I stayed away from all the trouble while inside and stayed the course by remaining sober and vigilant, and sure enough, upon my release after 9 months of incarceration, Mr. Jordan kept a bed for me. The program’s promises and “staying the course” are paying off in ways that I could’ve never thought possible. In collaboration with my sponsor, support network, and family, The Extension has provided me with a safe place to recover and gather the emotional and spiritual tools necessary, not only for lasting freedom from drugs but also for living a happy and successful existence. Robert Jordan, Tony Stanley, and Cody Davis have taught me how to give instead of taking and how to show up in all the relationships of life as a meaningful positive presence.

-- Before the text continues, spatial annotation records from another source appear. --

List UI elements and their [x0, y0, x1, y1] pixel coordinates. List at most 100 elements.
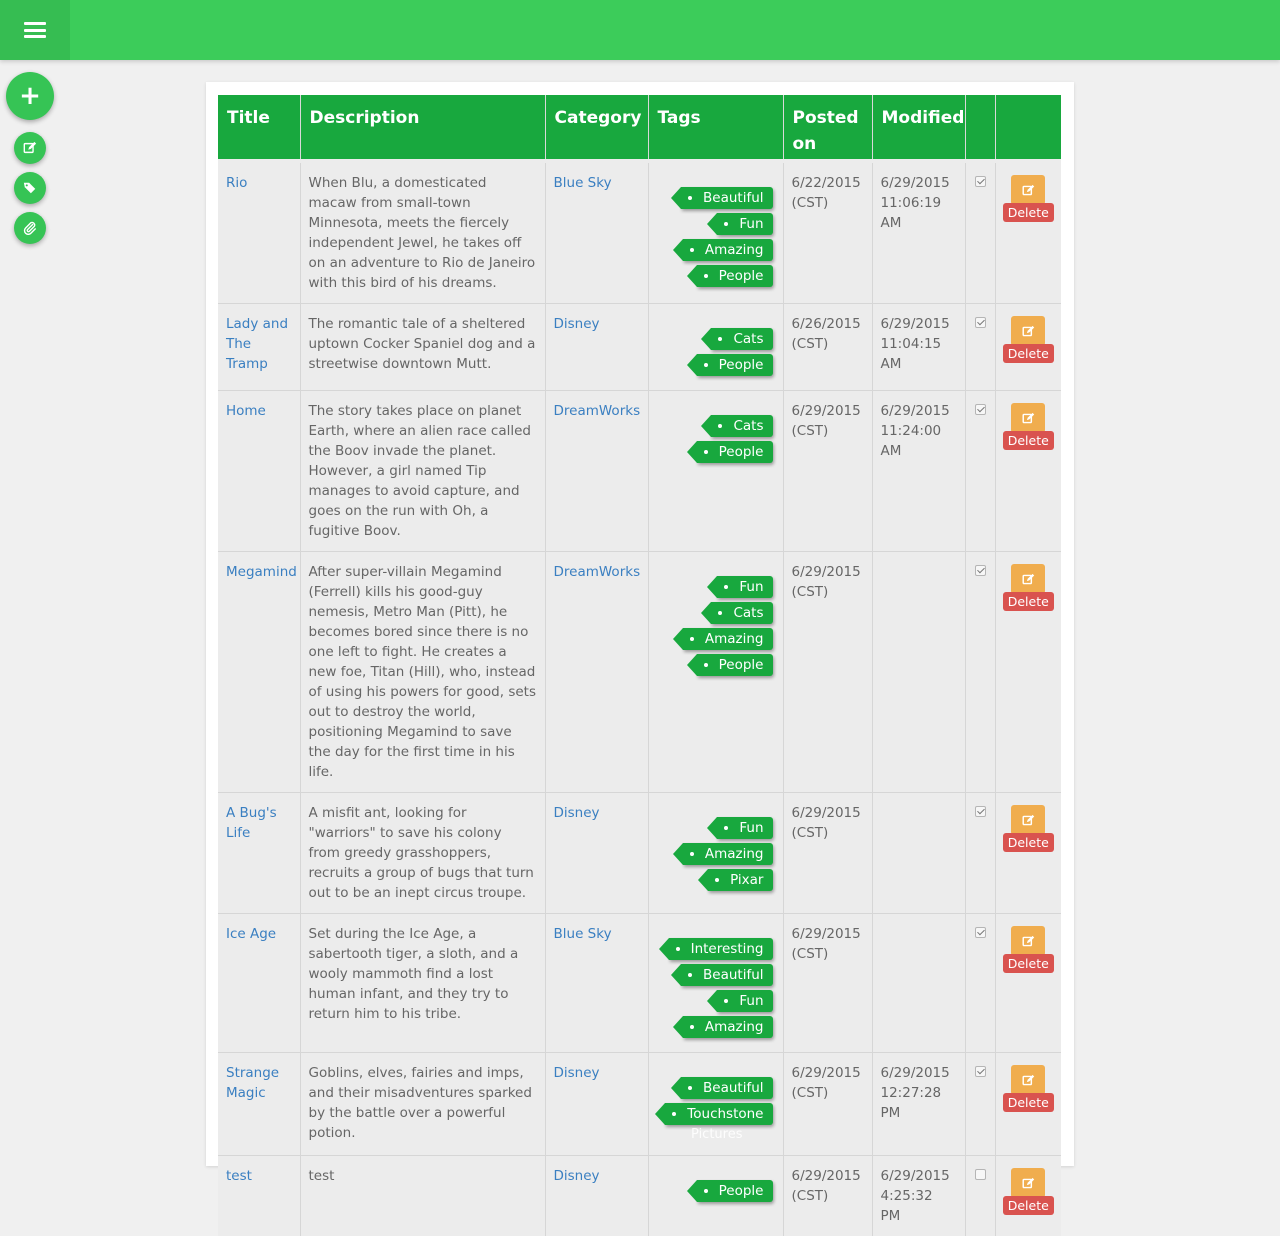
delete-button[interactable]: Delete — [1003, 431, 1054, 450]
row-checkbox[interactable] — [975, 806, 986, 817]
table-header-row: Title Description Category Tags Posted o… — [218, 95, 1061, 161]
category-cell: Blue Sky — [545, 161, 648, 304]
tag-label[interactable]: Fun — [717, 213, 772, 235]
edit-button[interactable] — [1011, 175, 1045, 205]
tag-label[interactable]: Fun — [717, 576, 772, 598]
select-cell — [965, 914, 995, 1053]
category-link[interactable]: Disney — [554, 316, 600, 332]
hamburger-icon — [24, 22, 46, 38]
tag-label[interactable]: People — [697, 265, 773, 287]
title-link[interactable]: A Bug's Life — [226, 805, 277, 841]
tag-label[interactable]: Fun — [717, 817, 772, 839]
title-link[interactable]: test — [226, 1168, 252, 1184]
modified-cell: 6/29/2015 11:06:19 AM — [872, 161, 965, 304]
table-row: Ice Age Set during the Ice Age, a saberto… — [218, 914, 1061, 1053]
tag-label[interactable]: People — [697, 654, 773, 676]
edit-button[interactable] — [1011, 316, 1045, 346]
tag-label[interactable]: People — [697, 1180, 773, 1202]
title-link[interactable]: Lady and The Tramp — [226, 316, 288, 372]
edit-icon — [23, 141, 37, 155]
tag-label[interactable]: Interesting — [669, 938, 773, 960]
modified-cell — [872, 552, 965, 793]
column-header-modified[interactable]: Modified — [872, 95, 965, 161]
title-link[interactable]: Home — [226, 403, 266, 419]
menu-button[interactable] — [0, 0, 70, 60]
title-link[interactable]: Rio — [226, 175, 247, 191]
tag-label[interactable]: Amazing — [683, 1016, 773, 1038]
attachments-button[interactable] — [14, 212, 46, 244]
tag-list: Beautiful TouchstonePictures — [657, 1063, 775, 1145]
delete-button[interactable]: Delete — [1003, 833, 1054, 852]
posted-on-cell: 6/29/2015 (CST) — [783, 552, 872, 793]
tag-label[interactable]: Amazing — [683, 239, 773, 261]
title-link[interactable]: Megamind — [226, 564, 297, 580]
title-cell: Home — [218, 391, 300, 552]
select-cell — [965, 552, 995, 793]
edit-button[interactable] — [1011, 805, 1045, 835]
row-checkbox[interactable] — [975, 1169, 986, 1180]
plus-icon: + — [19, 83, 41, 109]
category-link[interactable]: Blue Sky — [554, 175, 612, 191]
column-header-description[interactable]: Description — [300, 95, 545, 161]
tag-label[interactable]: Beautiful — [681, 187, 773, 209]
actions-cell: Delete — [995, 1156, 1061, 1236]
table-row: HomeThe story takes place on planet Eart… — [218, 391, 1061, 552]
edit-button[interactable] — [1011, 1065, 1045, 1095]
delete-button[interactable]: Delete — [1003, 1093, 1054, 1112]
tag-label[interactable]: Cats — [711, 328, 772, 350]
column-header-posted-on[interactable]: Posted on — [783, 95, 872, 161]
tag-label[interactable]: Touchstone — [665, 1103, 772, 1125]
column-header-category[interactable]: Category — [545, 95, 648, 161]
column-header-tags[interactable]: Tags — [648, 95, 783, 161]
title-cell: test — [218, 1156, 300, 1236]
edit-button[interactable] — [1011, 1168, 1045, 1198]
tag-label[interactable]: People — [697, 441, 773, 463]
category-link[interactable]: Disney — [554, 1065, 600, 1081]
tag-label[interactable]: Beautiful — [681, 1077, 773, 1099]
content-card: Title Description Category Tags Posted o… — [206, 82, 1074, 1166]
row-checkbox[interactable] — [975, 176, 986, 187]
tag-label[interactable]: Beautiful — [681, 964, 773, 986]
edit-button[interactable] — [1011, 564, 1045, 594]
delete-button[interactable]: Delete — [1003, 203, 1054, 222]
tag-label[interactable]: Amazing — [683, 628, 773, 650]
delete-button[interactable]: Delete — [1003, 1196, 1054, 1215]
delete-button[interactable]: Delete — [1003, 344, 1054, 363]
category-link[interactable]: DreamWorks — [554, 564, 641, 580]
category-link[interactable]: DreamWorks — [554, 403, 641, 419]
description-cell: Set during the Ice Age, a sabertooth tig… — [300, 914, 545, 1053]
column-header-select — [965, 95, 995, 161]
tag-label[interactable]: Amazing — [683, 843, 773, 865]
edit-button[interactable] — [1011, 926, 1045, 956]
actions-cell: Delete — [995, 1053, 1061, 1156]
title-link[interactable]: Strange Magic — [226, 1065, 279, 1101]
tag-label[interactable]: Cats — [711, 415, 772, 437]
delete-button[interactable]: Delete — [1003, 592, 1054, 611]
tag-label[interactable]: Fun — [717, 990, 772, 1012]
row-checkbox[interactable] — [975, 1066, 986, 1077]
tag-overflow-text: Pictures — [691, 1125, 772, 1145]
category-link[interactable]: Disney — [554, 1168, 600, 1184]
row-checkbox[interactable] — [975, 317, 986, 328]
category-link[interactable]: Disney — [554, 805, 600, 821]
modified-cell — [872, 793, 965, 914]
table-row: Strange MagicGoblins, elves, fairies and… — [218, 1053, 1061, 1156]
tag-label[interactable]: Pixar — [708, 869, 772, 891]
edit-button[interactable] — [1011, 403, 1045, 433]
delete-button[interactable]: Delete — [1003, 954, 1054, 973]
column-header-title[interactable]: Title — [218, 95, 300, 161]
tag-label[interactable]: Cats — [711, 602, 772, 624]
posted-on-cell: 6/29/2015 (CST) — [783, 1156, 872, 1236]
row-checkbox[interactable] — [975, 927, 986, 938]
title-link[interactable]: Ice Age — [226, 926, 276, 942]
title-cell: A Bug's Life — [218, 793, 300, 914]
row-checkbox[interactable] — [975, 565, 986, 576]
tag-label[interactable]: People — [697, 354, 773, 376]
tags-button[interactable] — [14, 172, 46, 204]
category-cell: Disney — [545, 304, 648, 391]
edit-items-button[interactable] — [14, 132, 46, 164]
add-item-button[interactable]: + — [6, 72, 54, 120]
row-checkbox[interactable] — [975, 404, 986, 415]
actions-cell: Delete — [995, 793, 1061, 914]
category-link[interactable]: Blue Sky — [554, 926, 612, 942]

They’ve taught me the importance of walking through fear, and as a result, I am reaping more rewards than I could have ever imagined. Because of this place, I will forever consider home (the place where I truly grew up). The Extension, I keep my commitments, am gainfully employed, legally own, and operate a motor vehicle. Those bridges that I burned have been replaced with far better, more lasting ones. I’m in awe of God’s grace for my life shown through the staff’s selfless acts of this magical place where hopelessness gets turned to hope, where defeat gets turned into conquer, where hate becomes love. A year ago, I was sitting in a prison cell, waiting for my release to get another chance at cleaning up the wreckage of my life. The Extension has given me that chance. I can’t imagine what life will have in store for me as long as I keep “staying the course.”